Critics also said North Harbor had modernized some of its piers with second hand cranes, while the rest still use “dilapidated” facilities through which a great amount of cargo still goes.
“North Harbor seemingly intends to utilize the newer facilities for higher paying foreign cargo while relegating domestic carriers to the old piers and thus defeating the purpose of modernizing the port while effectively continuing to give domestic shippers a reason to keep freight rates extremely high,” the briefing paper said. Daxim Lucas
North Harbor says…
NATURALLY, MNHPI defends its bid to participate in the international cargo handling business saying that the competition it will give to ICTSI and ATI will be good for the economy, in general, and consumers, in particular.
Besides, the company’s lawyers say, there is no restrictive word that limits the services of MNHPI to domestic terminal services “only,” just as there is no explicit or implicit prohibition in its contract with the PPA that bars the firm from handling foreign vessels or cargo “more so in the the light of the Anti-Cabotage Law and the Philippine Competition Act.”

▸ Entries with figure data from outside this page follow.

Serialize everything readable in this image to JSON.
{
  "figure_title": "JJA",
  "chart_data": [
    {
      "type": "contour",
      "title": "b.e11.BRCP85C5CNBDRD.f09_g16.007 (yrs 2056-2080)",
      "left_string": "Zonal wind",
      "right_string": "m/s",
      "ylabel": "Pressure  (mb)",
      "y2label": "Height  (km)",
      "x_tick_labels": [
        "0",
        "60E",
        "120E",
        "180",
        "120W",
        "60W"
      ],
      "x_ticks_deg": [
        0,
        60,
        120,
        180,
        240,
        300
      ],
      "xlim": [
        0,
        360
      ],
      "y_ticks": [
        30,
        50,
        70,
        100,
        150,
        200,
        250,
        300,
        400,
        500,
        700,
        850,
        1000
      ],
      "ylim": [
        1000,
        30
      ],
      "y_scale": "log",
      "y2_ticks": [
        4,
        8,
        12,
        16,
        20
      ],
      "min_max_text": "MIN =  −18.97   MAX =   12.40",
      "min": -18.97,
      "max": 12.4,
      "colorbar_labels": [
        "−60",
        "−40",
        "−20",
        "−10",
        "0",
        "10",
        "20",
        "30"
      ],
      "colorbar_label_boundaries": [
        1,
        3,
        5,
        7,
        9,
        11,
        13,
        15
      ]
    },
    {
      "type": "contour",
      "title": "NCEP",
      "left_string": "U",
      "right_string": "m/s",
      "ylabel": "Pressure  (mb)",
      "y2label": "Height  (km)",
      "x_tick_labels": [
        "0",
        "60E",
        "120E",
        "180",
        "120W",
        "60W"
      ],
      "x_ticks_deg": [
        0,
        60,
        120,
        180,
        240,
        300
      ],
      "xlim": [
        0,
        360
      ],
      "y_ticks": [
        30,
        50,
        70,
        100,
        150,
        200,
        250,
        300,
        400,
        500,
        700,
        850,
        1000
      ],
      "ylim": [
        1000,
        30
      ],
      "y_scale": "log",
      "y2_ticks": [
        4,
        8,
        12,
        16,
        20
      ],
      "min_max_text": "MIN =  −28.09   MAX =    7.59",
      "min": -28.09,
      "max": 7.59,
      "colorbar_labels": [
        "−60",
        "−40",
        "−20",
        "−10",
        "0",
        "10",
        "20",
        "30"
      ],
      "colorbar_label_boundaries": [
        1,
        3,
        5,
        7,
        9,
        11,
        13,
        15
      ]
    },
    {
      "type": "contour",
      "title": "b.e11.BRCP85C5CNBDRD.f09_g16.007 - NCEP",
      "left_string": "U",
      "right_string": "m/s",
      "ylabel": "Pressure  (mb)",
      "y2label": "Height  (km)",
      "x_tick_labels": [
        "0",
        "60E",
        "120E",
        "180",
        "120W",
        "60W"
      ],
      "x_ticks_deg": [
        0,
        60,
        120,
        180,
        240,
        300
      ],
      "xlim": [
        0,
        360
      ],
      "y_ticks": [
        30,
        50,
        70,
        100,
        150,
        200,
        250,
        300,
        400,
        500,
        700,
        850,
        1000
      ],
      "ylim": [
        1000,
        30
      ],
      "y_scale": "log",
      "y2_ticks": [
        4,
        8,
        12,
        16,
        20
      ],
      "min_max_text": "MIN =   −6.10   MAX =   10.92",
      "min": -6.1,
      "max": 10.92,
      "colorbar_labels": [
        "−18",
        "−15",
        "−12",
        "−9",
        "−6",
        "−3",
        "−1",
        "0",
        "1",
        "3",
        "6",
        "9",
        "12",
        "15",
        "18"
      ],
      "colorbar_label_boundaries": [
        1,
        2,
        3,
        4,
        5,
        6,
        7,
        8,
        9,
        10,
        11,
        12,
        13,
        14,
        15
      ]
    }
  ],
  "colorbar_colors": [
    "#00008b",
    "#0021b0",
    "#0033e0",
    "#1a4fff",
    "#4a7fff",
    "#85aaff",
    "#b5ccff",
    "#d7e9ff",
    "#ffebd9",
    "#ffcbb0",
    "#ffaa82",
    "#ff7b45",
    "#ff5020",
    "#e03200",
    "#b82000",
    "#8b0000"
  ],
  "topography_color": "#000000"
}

“With the enactment of [these laws] and their implementing rules and regulations, erstwhile cabotage restrictions have been lifted. The law now allows foreign vessels to sail Philippine waters and dock at any Philippine port, whether domestic or international,” it said.
In terms of payments to the PPA, it said it had so far paid government fees worth P6.8 billion.
What’s really interesting to see play out in the field of combat are the corporate muscles behind the players: tycoon Enrique Razon Jr.’s ICTSI and Eusebio Tanco’s ATI versus Ramon Ang-led San Miguel Corp., the partner of North Harbor’s Michael Romero.